Julie-Anne Perreault - CKIA 88,3
En collaboration avec le Service amical Basse-Ville et Route d'artiste, Mémoire de Victorine organisait mardi dernier une soirée festive pour conclure la phase II de son projet, tout en annonçant les prochains événements de sa programmation.
Lors de cette seconde phase, des artistes de différentes disciplines ont offert des ateliers aux aînés, toujours dans l'objectif de l'organisme de tisser des liens et de stimuler leur mémoire. Trois artistes de différents horizons ont participé à l'initiative : Flavia Nascimento, en musique brésilienne, percussion et chant, Sarah Paquin, en conte, et Sandra Contour, en musique et composition.
« On a tourné des vidéoclips avec des costumes pour faire comme si on réalisait un vidéoclip de Sandra, puis on a aussi fait des enregistrements sonores », se remémore Shana Paquette, cofondatrice et directrice générale de Mémoire de Victorine.
Certains enregistrements seront d'ailleurs intégrés au prochain album de Sandra Contour.
D'atelier à OBNL
À l'automne 2025, l'organisation lançait la phase I sous forme de projet pilote, en collaboration avec le Service amical Basse-Ville. Comme leur organisme n'était pas encore constitué, c'était une belle façon de tester certaines activités et animations.
« Ça a vraiment bien fonctionné, les gens étaient super contents », se souvient Shana, en précisant que la musique a été l'activité qui a le mieux fonctionné auprès de la clientèle.
En trois mois, l'organisation s'est concentrée sur la découverte de trois disciplines différentes : la littérature avec Jean-Marie Alexandre, la musique avec Christophe Lahaie et les arts vivants avec Jeanne Skura.
« Cette année, on est parti du même principe », ajoute-t-elle.
C'Est à l'automne ne de la même année, que l'organisation est devenue un Organisme a but non lucratif (OBNl).
« Le projet est vraiment né de la rencontre entre Rosa et moi », raconte Shana Paquette, cofondatrice et directrice générale. « Rosalie est infirmière clinicienne et ça fait longtemps qu'elle rêvait de partir un organisme pour les personnes aînées qui emploierait la culture comme manière de prendre soin de soi », précise la directrice.
En parallèle, Shana animait des ateliers d'écriture au Service amical Basse-Ville.
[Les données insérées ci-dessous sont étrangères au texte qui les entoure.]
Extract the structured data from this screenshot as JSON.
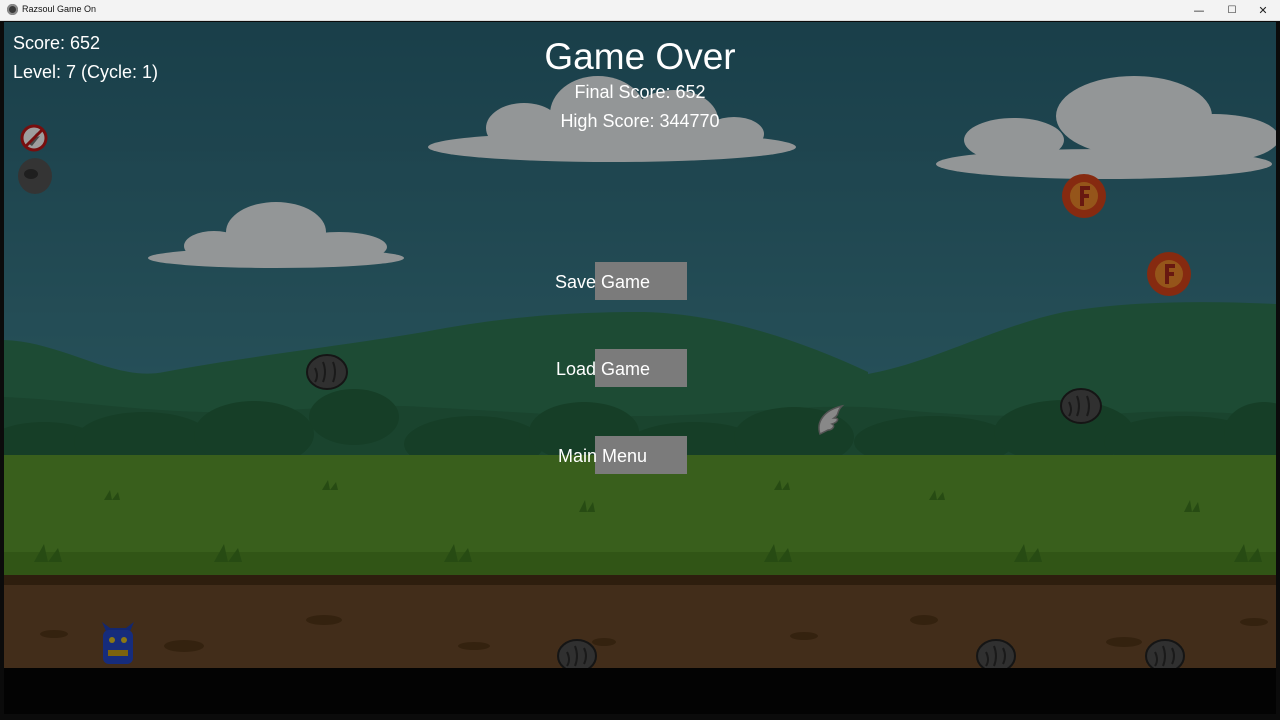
{
  "window": {
    "title": "Razsoul Game On",
    "controls": {
      "minimize": "—",
      "maximize": "☐",
      "close": "✕"
    }
  },
  "hud": {
    "score": "Score: 652",
    "level": "Level: 7 (Cycle: 1)",
    "status_icons": [
      "no-fire-powerup-icon",
      "boulder-powerup-icon"
    ]
  },
  "game_over": {
    "title": "Game Over",
    "final_score": "Final Score: 652",
    "high_score": "High Score: 344770"
  },
  "menu": {
    "save_label": "Save Game",
    "load_label": "Load Game",
    "main_menu_label": "Main Menu"
  },
  "sprites": [
    "player-cat-sprite",
    "rock-enemy-sprite",
    "fire-orb-pickup",
    "wing-pickup"
  ],
  "colors": {
    "sky": "#2e6e80",
    "hills": "#2f7a55",
    "grass": "#5d9a2e",
    "dirt": "#6b4a2a",
    "button": "#7b7b7b",
    "text": "#ffffff"
  }
}
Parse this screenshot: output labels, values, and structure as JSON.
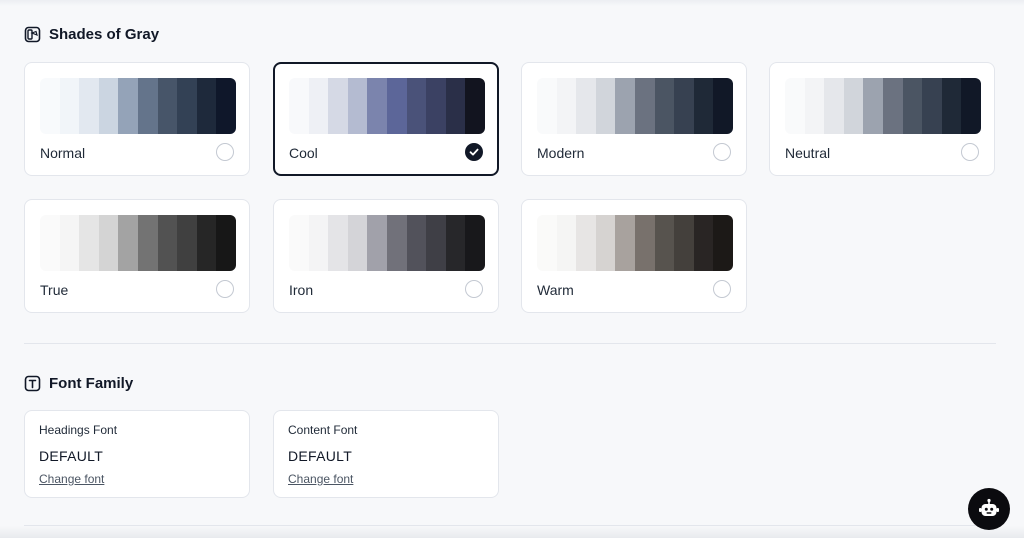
{
  "shades_section": {
    "title": "Shades of Gray",
    "icon": "palette-icon",
    "palettes": [
      {
        "label": "Normal",
        "selected": false,
        "swatches": [
          "#f8fafc",
          "#f1f5f9",
          "#e2e8f0",
          "#cbd5e1",
          "#94a3b8",
          "#64748b",
          "#475569",
          "#334155",
          "#1e293b",
          "#0f172a"
        ]
      },
      {
        "label": "Cool",
        "selected": true,
        "swatches": [
          "#f8f9fb",
          "#eef0f5",
          "#d5d9e5",
          "#b4bbd1",
          "#7b84ad",
          "#5c6699",
          "#4a5279",
          "#3b4163",
          "#2a2f48",
          "#12141f"
        ]
      },
      {
        "label": "Modern",
        "selected": false,
        "swatches": [
          "#f9fafb",
          "#f3f4f6",
          "#e5e7eb",
          "#d1d5db",
          "#9ca3af",
          "#6b7280",
          "#4b5563",
          "#374151",
          "#1f2937",
          "#111827"
        ]
      },
      {
        "label": "Neutral",
        "selected": false,
        "swatches": [
          "#f9fafb",
          "#f3f4f6",
          "#e5e7eb",
          "#d1d5db",
          "#9ca3af",
          "#6b7280",
          "#4b5563",
          "#374151",
          "#1f2937",
          "#111827"
        ]
      },
      {
        "label": "True",
        "selected": false,
        "swatches": [
          "#fafafa",
          "#f5f5f5",
          "#e5e5e5",
          "#d4d4d4",
          "#a3a3a3",
          "#737373",
          "#525252",
          "#404040",
          "#262626",
          "#171717"
        ]
      },
      {
        "label": "Iron",
        "selected": false,
        "swatches": [
          "#fafafa",
          "#f4f4f5",
          "#e4e4e7",
          "#d4d4d8",
          "#a1a1aa",
          "#71717a",
          "#52525b",
          "#3f3f46",
          "#27272a",
          "#18181b"
        ]
      },
      {
        "label": "Warm",
        "selected": false,
        "swatches": [
          "#fafaf9",
          "#f5f5f4",
          "#e7e5e4",
          "#d6d3d1",
          "#a8a29e",
          "#78716c",
          "#57534e",
          "#44403c",
          "#292524",
          "#1c1917"
        ]
      }
    ]
  },
  "font_section": {
    "title": "Font Family",
    "icon": "text-icon",
    "cards": [
      {
        "title": "Headings Font",
        "value": "DEFAULT",
        "link": "Change font"
      },
      {
        "title": "Content Font",
        "value": "DEFAULT",
        "link": "Change font"
      }
    ]
  },
  "assistant": {
    "icon": "robot-icon"
  },
  "colors": {
    "selected_border": "#111827",
    "card_border": "#e3e6ec",
    "background": "#f7f8fa"
  }
}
C'est en discutant ensemble qu'elles ont réalisé qu'elles avaient des compétences complémentaires et un intérêt commun pour la création d'un OBNL.
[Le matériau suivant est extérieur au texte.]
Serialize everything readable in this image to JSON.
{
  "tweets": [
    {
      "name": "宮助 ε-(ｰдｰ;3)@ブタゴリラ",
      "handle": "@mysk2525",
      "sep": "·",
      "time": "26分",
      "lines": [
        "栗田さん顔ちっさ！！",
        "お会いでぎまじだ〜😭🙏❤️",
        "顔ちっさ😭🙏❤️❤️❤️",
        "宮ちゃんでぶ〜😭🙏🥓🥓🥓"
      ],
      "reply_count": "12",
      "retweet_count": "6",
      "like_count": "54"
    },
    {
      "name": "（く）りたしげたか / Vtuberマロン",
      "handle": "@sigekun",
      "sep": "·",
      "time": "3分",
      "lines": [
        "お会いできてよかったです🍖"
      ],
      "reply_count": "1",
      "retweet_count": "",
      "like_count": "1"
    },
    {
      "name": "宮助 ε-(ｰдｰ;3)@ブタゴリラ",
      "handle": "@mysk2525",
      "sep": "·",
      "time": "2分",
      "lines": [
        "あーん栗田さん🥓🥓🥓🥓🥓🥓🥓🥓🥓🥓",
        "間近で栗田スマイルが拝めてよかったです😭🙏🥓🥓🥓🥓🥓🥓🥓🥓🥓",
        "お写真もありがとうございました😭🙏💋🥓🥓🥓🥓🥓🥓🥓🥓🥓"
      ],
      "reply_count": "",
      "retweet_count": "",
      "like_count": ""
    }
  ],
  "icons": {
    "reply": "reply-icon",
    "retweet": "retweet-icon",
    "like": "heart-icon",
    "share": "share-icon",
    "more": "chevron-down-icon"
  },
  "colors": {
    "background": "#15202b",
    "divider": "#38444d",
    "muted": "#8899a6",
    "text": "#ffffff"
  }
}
Mémoire de Victorine a d'ailleurs été nommée en l'honneur de la grand-mère de Rosalie, qui est toujours vivante.
D'autres projets au calendrier
Pour la suite des choses, d'autres milieux de vie pour personnes aînées s'ajouteront au programme. Une nouvelle gamme d'interventions culturelles sera aussi proposée, comme des ateliers d'écriture de fanzines, des ateliers de sculpture d'argile et de papier mâché, de la linogravure et d'autres activités.
« Si quelqu'un veut nous inviter à la fête de sa grand-mère, on pourrait venir animer une fête », ajoute Shana.
En plus de diversifier ses activités, Mémoire de Victorine participe aussi à l'incubateur créatif de la bibliothèque Gabrielle-Roy, dont le but est de créer des liens entre huit organismes de la Ville de Québec.
Un partenariat est aussi mis en place avec le Théâtre le Périscope. Différents spectacles seront ciblés et proposés aux milieux de vie afin de faire des interventions et des sorties culturelles.
À Noël, l'organisme va aussi lancer un produit particulier : la trousse Victorine.
« On est en train d'élaborer ça, pour que les gens puissent continuer de se stimuler et de soutenir leur mémoire à la maison », ajoute la cofondatrice. « C'est un produit qui sera envoyé quatre fois par année », précise-t-elle.